First, if you know your hunting area well, you should have a good idea of where the deer are. In hilly terrain, deer hole up in gullies, hollows, and hillsides that are protected from the wind and offer good overhead cover?typically, conifer stands. In flatter terrain and farmland, they go to thick cover, especially where there are subtle dips or depressions in the topography (assuming such places offer some dry land). Keep in mind that it doesn’t take much cover to shelter a big buck. Years ago, while caught hunting in a blustery snowstorm, a friend and I pushed through a dense cattail slough the size of a child’s bedroom and woke up what may have been the biggest 8-point buck I’ve ever seen on the hoof. Too bad we were hunting pheasants.

Second, rain and fresh snow mean quiet footing. And gusty winds make it harder for deer to see, smell, and hear an approaching hunter. In other words, you’ve got ideal still-hunting conditions.

But there’s still the challenge of walking in on a bedded buck (or otherwise stationary buck, as deer will sometimes stand during a downpour).

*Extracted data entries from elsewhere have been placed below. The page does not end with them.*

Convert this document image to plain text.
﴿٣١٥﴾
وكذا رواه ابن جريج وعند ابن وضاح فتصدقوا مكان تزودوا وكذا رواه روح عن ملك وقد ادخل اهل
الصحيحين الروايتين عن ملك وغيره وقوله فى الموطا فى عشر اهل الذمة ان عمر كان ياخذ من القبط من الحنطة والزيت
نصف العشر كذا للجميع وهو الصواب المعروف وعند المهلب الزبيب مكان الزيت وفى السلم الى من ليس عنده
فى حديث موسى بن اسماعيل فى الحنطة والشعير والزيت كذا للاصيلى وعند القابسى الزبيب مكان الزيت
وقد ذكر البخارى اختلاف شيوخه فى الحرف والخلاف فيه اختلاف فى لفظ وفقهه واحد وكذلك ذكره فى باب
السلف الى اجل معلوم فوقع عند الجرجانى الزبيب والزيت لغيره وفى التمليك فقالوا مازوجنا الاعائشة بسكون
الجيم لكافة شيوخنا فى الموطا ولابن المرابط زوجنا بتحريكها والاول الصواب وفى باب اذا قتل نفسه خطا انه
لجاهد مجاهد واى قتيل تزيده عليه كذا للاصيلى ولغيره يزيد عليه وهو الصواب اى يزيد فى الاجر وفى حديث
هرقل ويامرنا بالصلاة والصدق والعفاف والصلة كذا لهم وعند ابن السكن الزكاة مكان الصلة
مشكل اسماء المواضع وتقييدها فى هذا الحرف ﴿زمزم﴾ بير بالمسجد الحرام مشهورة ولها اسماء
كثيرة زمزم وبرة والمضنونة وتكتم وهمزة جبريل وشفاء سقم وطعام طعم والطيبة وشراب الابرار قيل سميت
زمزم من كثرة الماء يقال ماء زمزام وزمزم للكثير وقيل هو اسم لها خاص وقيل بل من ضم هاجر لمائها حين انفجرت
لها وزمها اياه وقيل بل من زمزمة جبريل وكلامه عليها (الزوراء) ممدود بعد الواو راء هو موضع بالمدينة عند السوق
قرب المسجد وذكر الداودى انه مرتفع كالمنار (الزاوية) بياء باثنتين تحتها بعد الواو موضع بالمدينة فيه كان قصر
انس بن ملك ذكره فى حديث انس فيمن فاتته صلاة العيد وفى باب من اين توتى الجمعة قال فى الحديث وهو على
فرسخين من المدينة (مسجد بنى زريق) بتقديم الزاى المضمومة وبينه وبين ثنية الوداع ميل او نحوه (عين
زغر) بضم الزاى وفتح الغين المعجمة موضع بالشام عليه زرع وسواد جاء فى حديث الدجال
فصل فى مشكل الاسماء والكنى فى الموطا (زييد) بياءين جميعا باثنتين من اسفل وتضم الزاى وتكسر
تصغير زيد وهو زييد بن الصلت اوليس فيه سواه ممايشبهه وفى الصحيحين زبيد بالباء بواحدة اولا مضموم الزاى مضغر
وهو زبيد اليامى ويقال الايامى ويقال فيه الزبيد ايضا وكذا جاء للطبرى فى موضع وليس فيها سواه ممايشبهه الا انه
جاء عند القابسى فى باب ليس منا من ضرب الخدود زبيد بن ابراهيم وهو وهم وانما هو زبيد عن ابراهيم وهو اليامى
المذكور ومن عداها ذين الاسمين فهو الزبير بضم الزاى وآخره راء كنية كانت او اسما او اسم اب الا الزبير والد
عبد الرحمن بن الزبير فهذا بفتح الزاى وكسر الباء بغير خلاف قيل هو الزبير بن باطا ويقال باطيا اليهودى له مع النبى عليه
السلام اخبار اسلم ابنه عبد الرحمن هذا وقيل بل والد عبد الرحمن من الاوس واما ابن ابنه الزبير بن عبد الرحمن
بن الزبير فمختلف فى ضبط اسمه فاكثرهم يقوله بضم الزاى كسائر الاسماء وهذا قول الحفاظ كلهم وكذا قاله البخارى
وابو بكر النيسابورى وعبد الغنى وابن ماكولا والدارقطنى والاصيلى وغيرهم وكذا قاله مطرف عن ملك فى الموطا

Move slowly, taking a few steps when the wind rises and rustles the woods. Stop often, and glass meticulously. And make your approach perpendicular to the wind, rather than straight into it. Bad weather or not, most bucks prefer to bed with their backs to the wind and a reasonably clear view in front. Even in flat terrain, where deer do need thick ground cover in bad weather, bucks will often bed just inside the thick stuff, where they can peer out to the front. So come in from the side.

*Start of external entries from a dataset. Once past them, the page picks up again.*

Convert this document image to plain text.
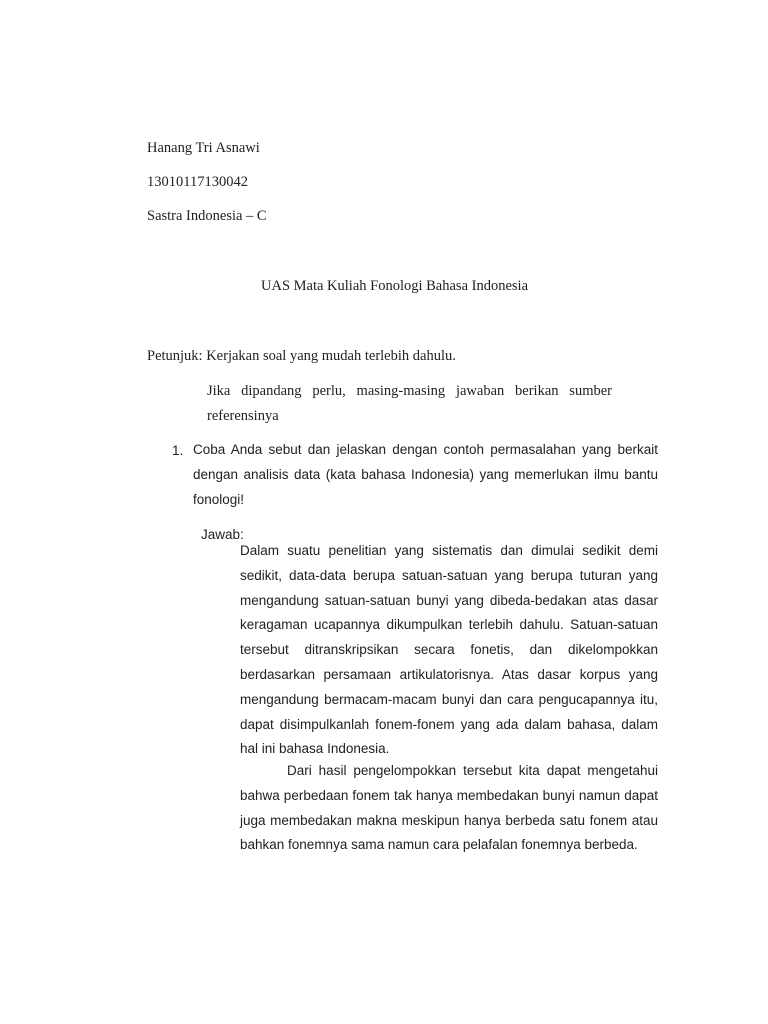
Hanang Tri Asnawi
13010117130042
Sastra Indonesia – C
UAS Mata Kuliah Fonologi Bahasa Indonesia
Petunjuk: Kerjakan soal yang mudah terlebih dahulu.
Jika dipandang perlu, masing-masing jawaban berikan sumber referensinya
1. Coba Anda sebut dan jelaskan dengan contoh permasalahan yang berkait dengan analisis data (kata bahasa Indonesia) yang memerlukan ilmu bantu fonologi!
Jawab:
Dalam suatu penelitian yang sistematis dan dimulai sedikit demi sedikit, data-data berupa satuan-satuan yang berupa tuturan yang mengandung satuan-satuan bunyi yang dibeda-bedakan atas dasar keragaman ucapannya dikumpulkan terlebih dahulu. Satuan-satuan tersebut ditranskripsikan secara fonetis, dan dikelompokkan berdasarkan persamaan artikulatorisnya. Atas dasar korpus yang mengandung bermacam-macam bunyi dan cara pengucapannya itu, dapat disimpulkanlah fonem-fonem yang ada dalam bahasa, dalam hal ini bahasa Indonesia.
Dari hasil pengelompokkan tersebut kita dapat mengetahui bahwa perbedaan fonem tak hanya membedakan bunyi namun dapat juga membedakan makna meskipun hanya berbeda satu fonem atau bahkan fonemnya sama namun cara pelafalan fonemnya berbeda.
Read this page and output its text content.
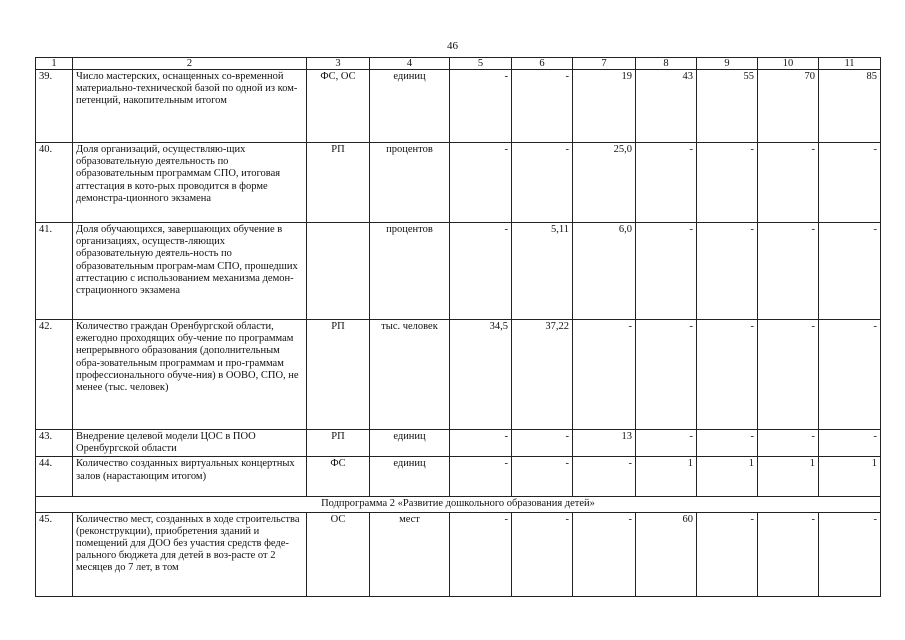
46
1	2	3	4	5	6	7	8	9	10	11
39.	Число мастерских, оснащенных со-временной материально-технической базой по одной из ком-петенций, накопительным итогом	ФС, ОС	единиц	-	-	19	43	55	70	85
40.	Доля организаций, осуществляю-щих образовательную деятельность по образовательным программам СПО, итоговая аттестация в кото-рых проводится в форме демонстра-ционного экзамена	РП	процентов	-	-	25,0	-	-	-	-
41.	Доля обучающихся, завершающих обучение в организациях, осуществ-ляющих образовательную деятель-ность по образовательным програм-мам СПО, прошедших аттестацию с использованием механизма демон-страционного экзамена		процентов	-	5,11	6,0	-	-	-	-
42.	Количество граждан Оренбургской области, ежегодно проходящих обу-чение по программам непрерывного образования (дополнительным обра-зовательным программам и про-граммам профессионального обуче-ния) в ООВО, СПО, не менее (тыс. человек)	РП	тыс. человек	34,5	37,22	-	-	-	-	-
43.	Внедрение целевой модели ЦОС в ПОО Оренбургской области	РП	единиц	-	-	13	-	-	-	-
44.	Количество созданных виртуальных концертных залов (нарастающим итогом)	ФС	единиц	-	-	-	1	1	1	1
Подпрограмма 2 «Развитие дошкольного образования детей»										
45.	Количество мест, созданных в ходе строительства (реконструкции), приобретения зданий и помещений для ДОО без участия средств феде-рального бюджета для детей в воз-расте от 2 месяцев до 7 лет, в том	ОС	мест	-	-	-	60	-	-	-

Finally, if you’re dealing with isolated patches of thick cover, a carefully planned drive can work well. And for those small, dense thickets that sometimes hold big bucks, quick two- or three-person drives can do the trick. Send the driver(s) in upwind, and put the poster toward the downwind side of the thicket but well off to the side?so that any buck peering straight downwind won’t spot him. As always, take extra safety precautions when driving, especially in flat terrain.

After the Storm
What deer do after the storm depends on the type of storm. Heavy rains, for example, usually bring better hunting and rarely keep deer down for long. One of the very best times to be in the woods is right after a cold-front downpour that breaks a bout of warm weather. Whitetails may hole up during the worst of the wet stuff, but once it starts to subside, they react to the relief of cooler conditions. Deer that were sulking from sunup to sundown start moving during daylight, and bucks can dramatically increase their daytime rutting activity. It’s a great time to be on stand, and the damp forest floor means quiet footing for still-hunters.

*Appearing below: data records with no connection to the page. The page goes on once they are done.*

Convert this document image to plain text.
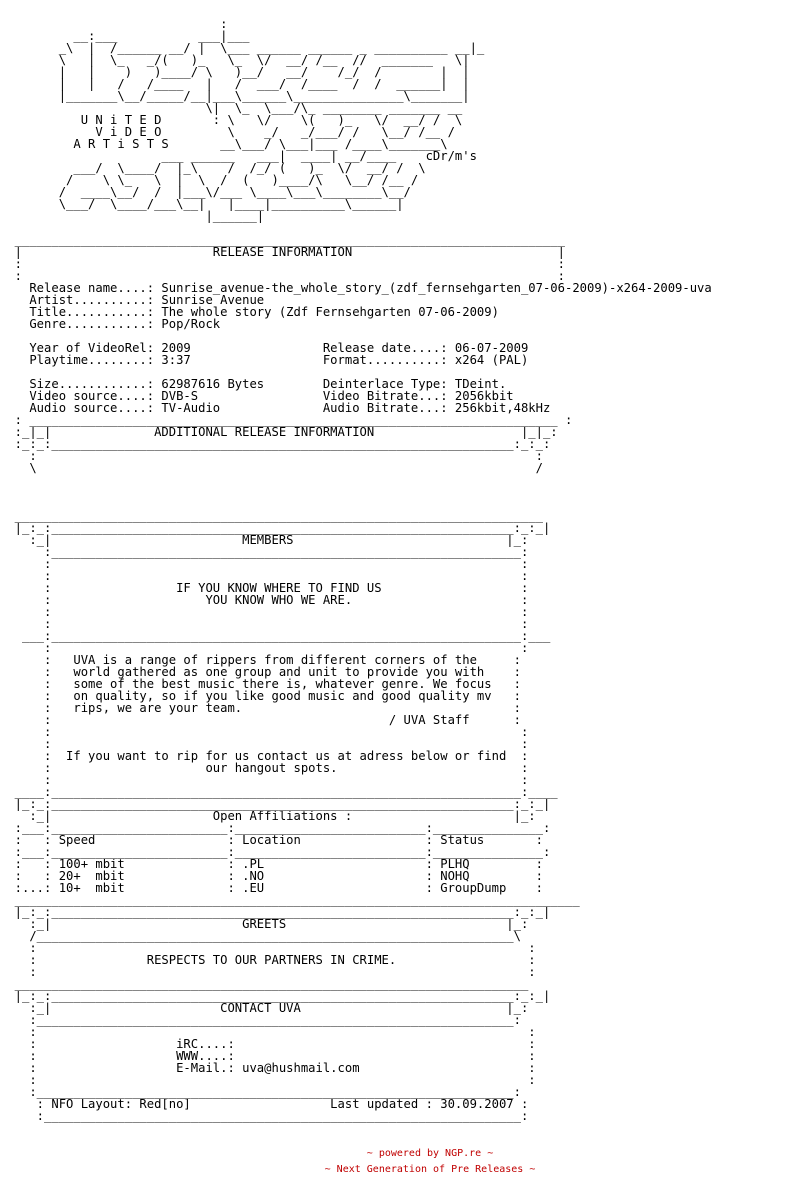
:
__:___           ___|___
_\  |  /______ __/ |  \___ ______ ______ _ __________ __|_
\   |  \_   _/(   )_   \_  \/  __/ /__  //  _______   \|
|   |    )   )____/ \   )__/   __/    /_/  /        |  |
|   |   /   /____   |   /  ___/  /____  /  /  ______|  |
|_______\__/_____/__|___\______\_______________\_______|
\|  \_  \___/\_ ________ _______ __
U N i T E D       : \   \/    \(   )_   \/  __/ /  \
V i D E O         \    _/   _/___/ /   \__/ /__ /
A R T i S T S       __\___/ \___|___ /____\_______\
___ ______   ___|  ____| __/____    cDr/m's
___/  \____/  |_\    /  /_/ (   )_  \/  __/ /  \
/    \ \_   \  |  \  /  (   )____/\   \__/ /__ /
/  ____\__/  /  |___\/___ \____\___\________\__/
\___/  \____/___\__|   |____|__________\______|
|______|
___________________________________________________________________________
|                          RELEASE INFORMATION                            |
:                                                                         :
:                                                                         :
Release name....: Sunrise_avenue-the_whole_story_(zdf_fernsehgarten_07-06-2009)-x264-2009-uva
Artist..........: Sunrise Avenue
Title...........: The whole story (Zdf Fernsehgarten 07-06-2009)
Genre...........: Pop/Rock
Year of VideoRel: 2009                  Release date....: 06-07-2009
Playtime........: 3:37                  Format..........: x264 (PAL)
Size............: 62987616 Bytes        Deinterlace Type: TDeint.
Video source....: DVB-S                 Video Bitrate...: 2056kbit
Audio source....: TV-Audio              Audio Bitrate...: 256kbit,48kHz
: ________________________________________________________________________ :
:_|_|              ADDITIONAL RELEASE INFORMATION                    |_|_:
:_:_:_______________________________________________________________:_:_:
:                                                                    :
\                                                                    /
________________________________________________________________________
|_:_:_______________________________________________________________:_:_|
:_|                          MEMBERS                             |_:
:________________________________________________________________:
:                                                                :
:                                                                :
:                 IF YOU KNOW WHERE TO FIND US                   :
:                     YOU KNOW WHO WE ARE.                       :
:                                                                :
:                                                                :
___:________________________________________________________________:___
:                                                                :
:   UVA is a range of rippers from different corners of the     :
:   world gathered as one group and unit to provide you with    :
:   some of the best music there is, whatever genre. We focus   :
:   on quality, so if you like good music and good quality mv   :
:   rips, we are your team.                                     :
:                                              / UVA Staff      :
:                                                                :
:                                                                :
:  If you want to rip for us contact us at adress below or find  :
:                     our hangout spots.                         :
:                                                                :
____:________________________________________________________________:____
|_:_:_______________________________________________________________:_:_|
:_|                      Open Affiliations :                      |_:
:___:________________________:__________________________:_______________:
:   : Speed                  : Location                 : Status       :
:___:________________________:__________________________:_______________:
:   : 100+ mbit              : .PL                      : PLHQ         :
:   : 20+  mbit              : .NO                      : NOHQ         :
:...: 10+  mbit              : .EU                      : GroupDump    :
_____________________________________________________________________________
|_:_:_______________________________________________________________:_:_|
:_|                          GREETS                              |_:
/_________________________________________________________________\
:                                                                   :
:               RESPECTS TO OUR PARTNERS IN CRIME.                  :
:                                                                   :
______________________________________________________________________
|_:_:_______________________________________________________________:_:_|
:_|                       CONTACT UVA                            |_:
:_________________________________________________________________:
:                                                                   :
:                   iRC....:                                        :
:                   WWW....:                                        :
:                   E-Mail.: uva@hushmail.com                       :
:                                                                   :
:_________________________________________________________________:
: NFO Layout: Red[no]                   Last updated : 30.09.2007 :
:_________________________________________________________________:
~ powered by NGP.re ~
~ Next Generation of Pre Releases ~
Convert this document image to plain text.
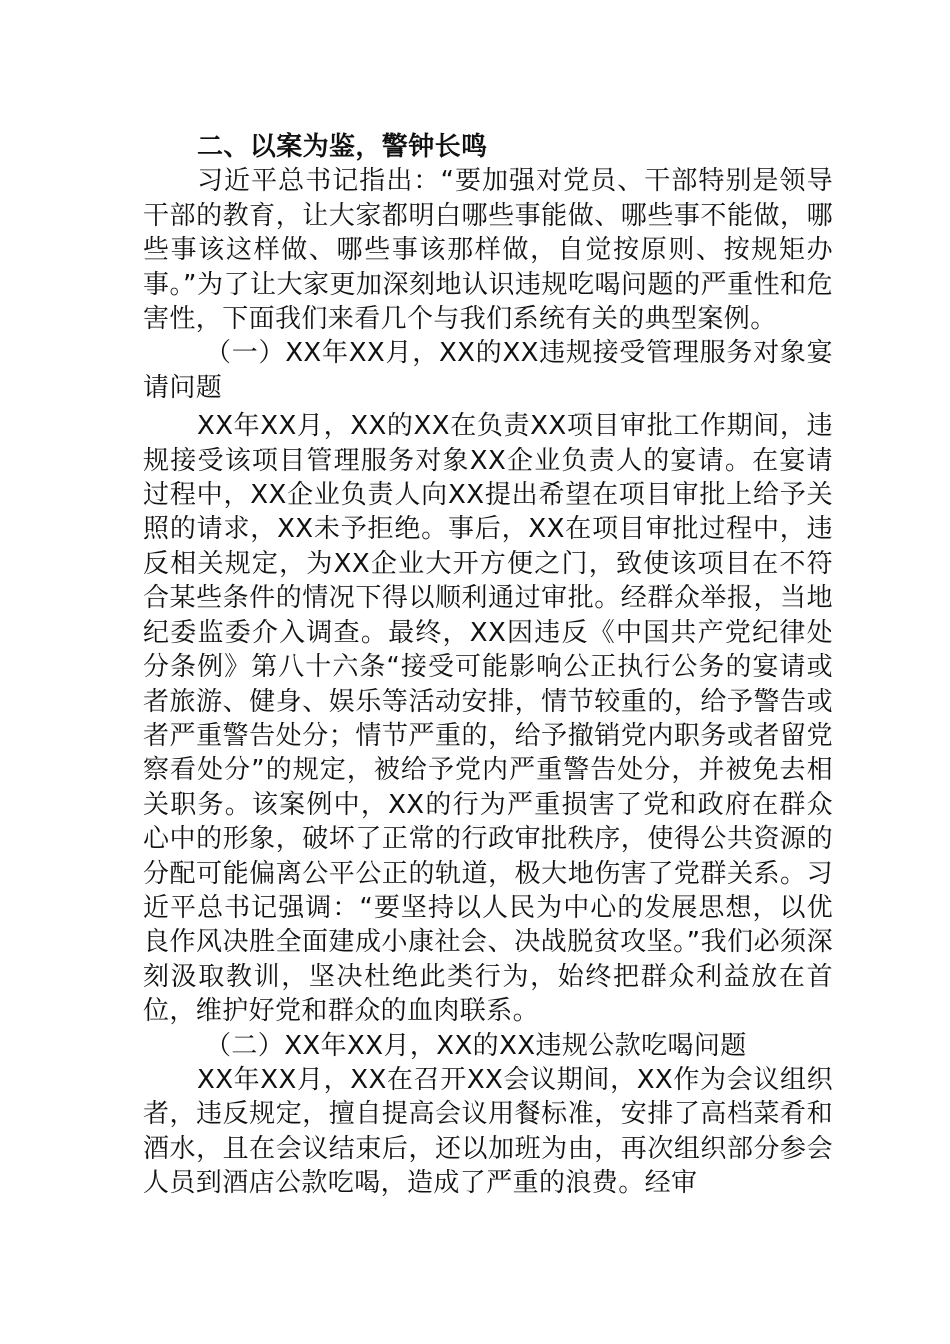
二、以案为鉴，警钟长鸣

习近平总书记指出：“要加强对党员、干部特别是领导干部的教育，让大家都明白哪些事能做、哪些事不能做，哪些事该这样做、哪些事该那样做，自觉按原则、按规矩办事。”为了让大家更加深刻地认识违规吃喝问题的严重性和危害性，下面我们来看几个与我们系统有关的典型案例。

（一）XX年XX月，XX的XX违规接受管理服务对象宴请问题

XX年XX月，XX的XX在负责XX项目审批工作期间，违规接受该项目管理服务对象XX企业负责人的宴请。在宴请过程中，XX企业负责人向XX提出希望在项目审批上给予关照的请求，XX未予拒绝。事后，XX在项目审批过程中，违反相关规定，为XX企业大开方便之门，致使该项目在不符合某些条件的情况下得以顺利通过审批。经群众举报，当地纪委监委介入调查。最终，XX因违反《中国共产党纪律处分条例》第八十六条“接受可能影响公正执行公务的宴请或者旅游、健身、娱乐等活动安排，情节较重的，给予警告或者严重警告处分；情节严重的，给予撤销党内职务或者留党察看处分”的规定，被给予党内严重警告处分，并被免去相关职务。该案例中，XX的行为严重损害了党和政府在群众心中的形象，破坏了正常的行政审批秩序，使得公共资源的分配可能偏离公平公正的轨道，极大地伤害了党群关系。习近平总书记强调：“要坚持以人民为中心的发展思想，以优良作风决胜全面建成小康社会、决战脱贫攻坚。”我们必须深刻汲取教训，坚决杜绝此类行为，始终把群众利益放在首位，维护好党和群众的血肉联系。

（二）XX年XX月，XX的XX违规公款吃喝问题

XX年XX月，XX在召开XX会议期间，XX作为会议组织者，违反规定，擅自提高会议用餐标准，安排了高档菜肴和酒水，且在会议结束后，还以加班为由，再次组织部分参会人员到酒店公款吃喝，造成了严重的浪费。经审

Much the same can be said for a snowstorm that dumps 3 to 12 inches of fresh flakes and ushers in cold, calm conditions. This can make a half-beaten hunter feel brand new. The cold weather typically gets deer moving, and the new snow provides a clean slate. All the tracks are fresh, making current travel patterns plain to see. You can now pinpoint your stand placement, you can still-hunt quietly, or you can follow a set of fresh tracks to the buck that made them.

Unlike most rainstorms, though, snowstorms frequently delay the best hunting until a day or more after the precipitation stops. Abrupt changes in temperature and lingering cold winds can keep deer in their sheltered areas and browsing nearby until conditions stabilize. (Bitter winds can keep deer down after a rainstorm, too, but they’re more common after a snowstorm.) You can still have good still-hunting in and around sheltered areas; just don’t expect deer activity to crank back into full swing?or better?until the weather begins to settle.

Protracted snowstorms and cold winds may even keep deer down for several days, but there is an upside to this?because in the meantime, the deer get very hungry. Once conditions calm down, deer are eager to fill up on any choice foods still available. They’ll paw through several inches of snow to get at acorns or apples, and they’ll congregate in uncut cornfields and windswept grainfields and greenfields. If the snow is much deeper than a foot, however, they’ll head for prime browsing areas such as regenerating cuts. In either case, you should be there waiting.